Skills training to strengthen police performance
Police in India are commonly perceived to be unfair, corrupt, and inefficient. Research by J-PAL affiliates Abhijit Banerjee (MIT), Raghabendra Chattopadhyay (Indian Institute of Management), Esther Duflo (MIT), and Daniel Keniston (Yale University) has shown that training in soft skills such as communication, stress management, and leadership can facilitate community interaction and improve public perceptions of police performance. Following the evaluation, elements of the training were scaled up across the police force in Rajasthan and incorporated into police training curricula across India.
The Problem
In India, both police morale and public perceptions of police performance are low.
Professional policing can promote the rule of law, support economic growth, and improve the lives of people living in low-income communities by deterring local crime. However, in India, the police are often perceived as corrupt, ineffective, and brutal, which may stem from a number of systemic, organizational, and behavioral challenges. In Rajasthan, citizen surveys revealed that the public viewed the police as corrupt, lazy, and unfair. Officers themselves reported feeling unsatisfied, overworked, and neglected by the system. They often lack the adequate resources, skills, and aptitude necessary to effectively perform their duties, yet police reform is rarely prioritized.
The Research
Soft skills training for police can markedly improve public satisfaction.
The Rajasthan police, in collaboration with J-PAL researchers, tested the effects of improved police training on measures of police efficiency and local perceptions of officer performance. In response to baseline survey data that measured public perceptions of crime and police performance, two training modules were evaluated.
First, investigating officers received a week-long training session on scientific techniques of investigation at the Rajasthan Police Academy in Jaipur. Second, police personnel of all ranks in police stations received training on “soft skills” such as communication, mediation, leadership, stress management, attitude change, and other personality development skills that facilitated community interaction. To observe whether it was necessary to train all police station staff, or if a few change agents could lead to the desired impact, researchers randomly assigned the proportion of officers in a police station who received training.
Both types of training—investigation and soft skills—led to improvements in the quality of police work and public satisfaction. In police stations where all staff were trained, victim satisfaction increased by 30 percent, while fear of the police decreased by 17 percent. Investigation quality of trained police officers also improved. However, no trickle-down effects were observed: the increase in satisfaction was proportional to the number of trainees within a police station.

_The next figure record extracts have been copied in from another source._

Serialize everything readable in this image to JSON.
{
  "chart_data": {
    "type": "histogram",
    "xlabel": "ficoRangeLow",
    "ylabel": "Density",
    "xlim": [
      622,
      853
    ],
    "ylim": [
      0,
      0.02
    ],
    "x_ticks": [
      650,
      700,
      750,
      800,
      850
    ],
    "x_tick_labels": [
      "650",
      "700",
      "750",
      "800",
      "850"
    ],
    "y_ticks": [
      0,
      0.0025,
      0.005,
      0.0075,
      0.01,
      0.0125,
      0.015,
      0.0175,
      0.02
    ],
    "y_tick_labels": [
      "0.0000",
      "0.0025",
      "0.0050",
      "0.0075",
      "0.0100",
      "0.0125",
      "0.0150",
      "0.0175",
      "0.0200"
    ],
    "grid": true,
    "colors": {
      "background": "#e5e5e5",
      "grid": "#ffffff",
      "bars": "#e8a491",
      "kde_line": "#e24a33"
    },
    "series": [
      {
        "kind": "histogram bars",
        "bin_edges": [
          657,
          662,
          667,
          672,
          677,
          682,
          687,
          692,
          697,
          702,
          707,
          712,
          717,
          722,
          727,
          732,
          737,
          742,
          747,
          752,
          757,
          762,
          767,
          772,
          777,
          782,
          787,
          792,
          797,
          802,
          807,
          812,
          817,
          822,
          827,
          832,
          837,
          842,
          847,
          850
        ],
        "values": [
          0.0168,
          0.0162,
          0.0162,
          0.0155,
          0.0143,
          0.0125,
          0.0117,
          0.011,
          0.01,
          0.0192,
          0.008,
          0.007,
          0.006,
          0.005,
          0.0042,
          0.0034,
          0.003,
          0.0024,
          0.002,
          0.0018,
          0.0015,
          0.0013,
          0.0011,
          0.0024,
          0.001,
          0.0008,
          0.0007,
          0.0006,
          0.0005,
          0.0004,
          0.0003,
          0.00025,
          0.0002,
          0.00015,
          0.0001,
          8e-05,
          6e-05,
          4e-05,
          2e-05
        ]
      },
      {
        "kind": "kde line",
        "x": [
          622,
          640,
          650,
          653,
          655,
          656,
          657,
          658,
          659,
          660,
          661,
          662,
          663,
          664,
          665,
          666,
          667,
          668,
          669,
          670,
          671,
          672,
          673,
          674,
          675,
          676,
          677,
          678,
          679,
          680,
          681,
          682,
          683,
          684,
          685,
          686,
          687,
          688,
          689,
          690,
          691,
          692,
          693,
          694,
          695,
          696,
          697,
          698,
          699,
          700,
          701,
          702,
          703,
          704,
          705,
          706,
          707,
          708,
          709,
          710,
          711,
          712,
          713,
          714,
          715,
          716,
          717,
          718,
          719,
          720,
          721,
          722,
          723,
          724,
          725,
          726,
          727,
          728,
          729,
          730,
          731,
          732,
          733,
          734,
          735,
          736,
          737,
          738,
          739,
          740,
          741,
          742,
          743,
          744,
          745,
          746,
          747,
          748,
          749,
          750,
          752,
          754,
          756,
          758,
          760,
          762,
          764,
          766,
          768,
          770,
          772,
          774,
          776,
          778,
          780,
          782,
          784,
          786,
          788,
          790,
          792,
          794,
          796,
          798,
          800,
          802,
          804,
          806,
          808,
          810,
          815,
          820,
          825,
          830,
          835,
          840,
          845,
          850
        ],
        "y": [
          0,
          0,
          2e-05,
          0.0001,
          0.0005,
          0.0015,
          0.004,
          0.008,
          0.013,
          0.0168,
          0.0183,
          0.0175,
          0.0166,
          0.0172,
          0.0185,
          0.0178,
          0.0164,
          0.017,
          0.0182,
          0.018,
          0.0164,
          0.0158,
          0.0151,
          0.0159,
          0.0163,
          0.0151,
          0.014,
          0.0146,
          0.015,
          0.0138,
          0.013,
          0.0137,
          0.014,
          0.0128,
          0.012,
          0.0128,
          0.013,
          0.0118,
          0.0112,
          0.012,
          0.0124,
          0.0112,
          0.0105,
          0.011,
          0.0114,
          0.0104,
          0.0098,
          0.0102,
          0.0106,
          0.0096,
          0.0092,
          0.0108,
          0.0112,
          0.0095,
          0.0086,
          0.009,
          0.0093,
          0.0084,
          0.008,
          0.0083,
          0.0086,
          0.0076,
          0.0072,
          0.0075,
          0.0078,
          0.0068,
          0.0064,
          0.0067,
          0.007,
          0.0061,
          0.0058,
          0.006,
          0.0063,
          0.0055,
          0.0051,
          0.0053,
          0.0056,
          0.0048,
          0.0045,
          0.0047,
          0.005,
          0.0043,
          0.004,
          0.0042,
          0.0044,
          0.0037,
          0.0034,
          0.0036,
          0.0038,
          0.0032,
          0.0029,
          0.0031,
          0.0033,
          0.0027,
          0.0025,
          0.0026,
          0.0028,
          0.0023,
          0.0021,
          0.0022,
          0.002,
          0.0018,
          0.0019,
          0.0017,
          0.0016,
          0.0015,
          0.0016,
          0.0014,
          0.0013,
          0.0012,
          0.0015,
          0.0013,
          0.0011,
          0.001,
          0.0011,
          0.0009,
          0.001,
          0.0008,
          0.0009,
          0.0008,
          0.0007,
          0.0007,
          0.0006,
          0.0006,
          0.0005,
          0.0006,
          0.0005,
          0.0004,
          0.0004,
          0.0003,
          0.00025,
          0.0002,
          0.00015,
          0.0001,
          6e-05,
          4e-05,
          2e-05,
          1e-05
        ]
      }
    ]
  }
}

For more about this project, see the evaluation summary.
From Research to Action
Based on evaluation findings, elements of the training program were incorporated into police training curricula across India.
Following the evaluated pilot program, reforms were introduced in Rajasthan to provide training in soft skills—communication, team management, leadership, and other personality development skills—to nearly the entire police force, which numbered some 100,000 officials in 2016. Similarly, trainings in scientific investigative methods were incorporated in the syllabi for all inspectors, sub-inspectors, and assistant sub-inspectors.
Documenting the impact of this training in Rajasthan has led to increased recognition at the national level of the importance of providing police with soft skills training. The 13th Finance Commission—a constitutional body that allocates central government finances to state governments—provided a US$19 million grant towards scaling up the soft skills training in Rajasthan.
In 2013, the 32nd National Symposium of Heads of Police Training Institutions listed soft skills training as a priority for all policemen across ranks. Furthermore, the Bureau of Police Research and Development (BPRD)—a government body under the of Ministry of Home Affairs in India, the apex body for policy formulation of the Indian Police—has introduced a model training syllabus for constables and sub-inspectors, which includes components from the training evaluated in Rajasthan. Since then, several states have incorporated some version of these components in their own training syllabi.
The evaluation has also contributed to a change in how state governments measure crime rates. Previously, states often relied solely on reporting of crime at police stations. This measure has a serious drawback—since an officer’s performance is evaluated by the registration of crime in his or her police station, there is a natural tendency to either hide crime or not register cases in order to reduce the appearance of crime rates.
Systematic victim studies, though expensive and difficult to implement, yield more realistic data on crime levels than official police statistics because these include incidents that have never been reported to or recorded by the police. The household crime survey conducted by J-PAL affiliates for the Rajasthan police revealed that only 29 percent of crimes are ever reported. In light of the serious underreporting of crime indicated by the household crime survey in Rajasthan, the first of its kind in India, the BPRD is now considering adopting crime surveys as a formal method to measure crime.
References
Banerjee, Abhijit, Raghabendra Chattopadhyay, Esther Duflo, Daniel Keniston, and Nina Singh. "Improving Police Performance in Rajasthan, India: Experimental Evidence on Incentives, Managerial Autonomy and Training." NBER Working Paper No. 17912, October 2014. https://www.nber.org/papers/w17912.
Abdul Latif Jameel Poverty Action Lab (J-PAL). 2018. "Skills training to strengthen police performance." J-PAL Evidence to Policy Case Study. Last modified October 2018.